Visual effects from New Zealand long have been synonymous with Peter Jackson and Richard Taylor's pioneering studio Weta Digital — and not without good reason, considering the six Oscars the company has won for its work on the Lord of the Rings franchise, Avatar and other visionary tentpoles.


In recent years, however, a whole range of technology providers, VFX studios and postproduction companies have emerged in Auckland, Wellington and even Queenstown to challenge Weta Group's status as the only world-class shop Down Under. Rising Auckland-based studio Blockhead VFX, for example, has grown from doing advertising and credit sequences on TV series to full-blown VFX work in feature films, such as Netflix's postapocalyptic sci-fi thriller I Am Mother.


Many of the newer companies see themselves as the Weta empire's collaborators, though, rather than its competitors.

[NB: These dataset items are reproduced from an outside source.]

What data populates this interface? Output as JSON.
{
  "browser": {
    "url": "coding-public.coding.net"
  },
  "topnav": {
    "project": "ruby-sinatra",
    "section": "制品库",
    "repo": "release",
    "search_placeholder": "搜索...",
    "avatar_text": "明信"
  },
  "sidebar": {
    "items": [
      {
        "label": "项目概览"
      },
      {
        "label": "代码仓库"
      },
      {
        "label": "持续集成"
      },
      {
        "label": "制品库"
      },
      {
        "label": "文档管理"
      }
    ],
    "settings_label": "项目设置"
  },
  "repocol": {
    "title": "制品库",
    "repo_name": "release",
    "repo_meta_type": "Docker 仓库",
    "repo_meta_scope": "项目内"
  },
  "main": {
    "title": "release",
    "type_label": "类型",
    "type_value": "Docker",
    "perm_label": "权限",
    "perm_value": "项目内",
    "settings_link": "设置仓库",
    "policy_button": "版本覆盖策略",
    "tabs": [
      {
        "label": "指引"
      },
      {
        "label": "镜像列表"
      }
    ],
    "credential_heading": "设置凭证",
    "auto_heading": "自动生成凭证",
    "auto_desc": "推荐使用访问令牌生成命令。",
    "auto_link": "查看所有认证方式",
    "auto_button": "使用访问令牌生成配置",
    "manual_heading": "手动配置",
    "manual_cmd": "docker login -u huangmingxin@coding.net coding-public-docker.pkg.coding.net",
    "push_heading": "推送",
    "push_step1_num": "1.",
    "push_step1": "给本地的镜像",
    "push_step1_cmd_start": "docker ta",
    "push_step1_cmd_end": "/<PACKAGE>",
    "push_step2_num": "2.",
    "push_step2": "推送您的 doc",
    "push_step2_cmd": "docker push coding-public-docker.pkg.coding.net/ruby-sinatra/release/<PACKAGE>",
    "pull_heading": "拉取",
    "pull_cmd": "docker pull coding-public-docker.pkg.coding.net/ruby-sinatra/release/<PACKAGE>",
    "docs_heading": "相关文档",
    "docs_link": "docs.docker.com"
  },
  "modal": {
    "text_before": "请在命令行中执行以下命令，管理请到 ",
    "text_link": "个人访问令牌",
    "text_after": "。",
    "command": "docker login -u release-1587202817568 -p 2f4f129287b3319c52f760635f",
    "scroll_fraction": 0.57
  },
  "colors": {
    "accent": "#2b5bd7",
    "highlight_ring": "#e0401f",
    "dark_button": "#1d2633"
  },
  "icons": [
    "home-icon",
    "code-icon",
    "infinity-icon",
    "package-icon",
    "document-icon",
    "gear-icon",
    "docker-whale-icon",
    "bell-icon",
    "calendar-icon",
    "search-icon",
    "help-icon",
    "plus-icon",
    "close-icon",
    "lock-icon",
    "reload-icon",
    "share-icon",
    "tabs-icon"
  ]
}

"There is plenty of great work up for grabs that Weta Digital isn't going to be able or interested in taking on," says Greg Harman, CEO of Mechanic Animation, which in recent years has worked on hundreds of episodes of Marvel's various animated TV series, such as Avengers Assemble and Spider-Man. "We see ourselves as part of what's becoming a healthy ecosystem."


Adds Hugh Calveley, founder of Auckland-based tech company Moxion: "Because we traditionally come from a rural, farming background, I think we've understood that it would be very easy to export our top soil, so to speak, and not have any value-add. The equivalent of that in the digital age of film would be inviting people to come shoot our beautiful landscapes, but then do all their post, editing and additional credited work offshore — whereas we're more than capable of doing a lot of that work right here in New Zealand."


Moxion has reinvented traditional film dailies through a proprietary technology that allows actual footage to be viewed, with metadata, seconds after it's captured in the camera — and then encrypts that data and makes it accessible to collaborators on a worldwide basis. The company also has worked closely with Auckland-based digital workflows provider The Rebel Fleet, which serviced recent Hollywood tentpole shoots such as Paramount's Ghost in the Shell and Warner Bros.' The Meg.


"It's a technology that's born out of the remoteness of New Zealand and the big foreign films we have serviced," says Calveley, citing Moxion's recent partnership with Disney on its New Zealand shoot of Mulan, due out in March. "But it's a solution our collaborators find creatively empowering wherever they are working."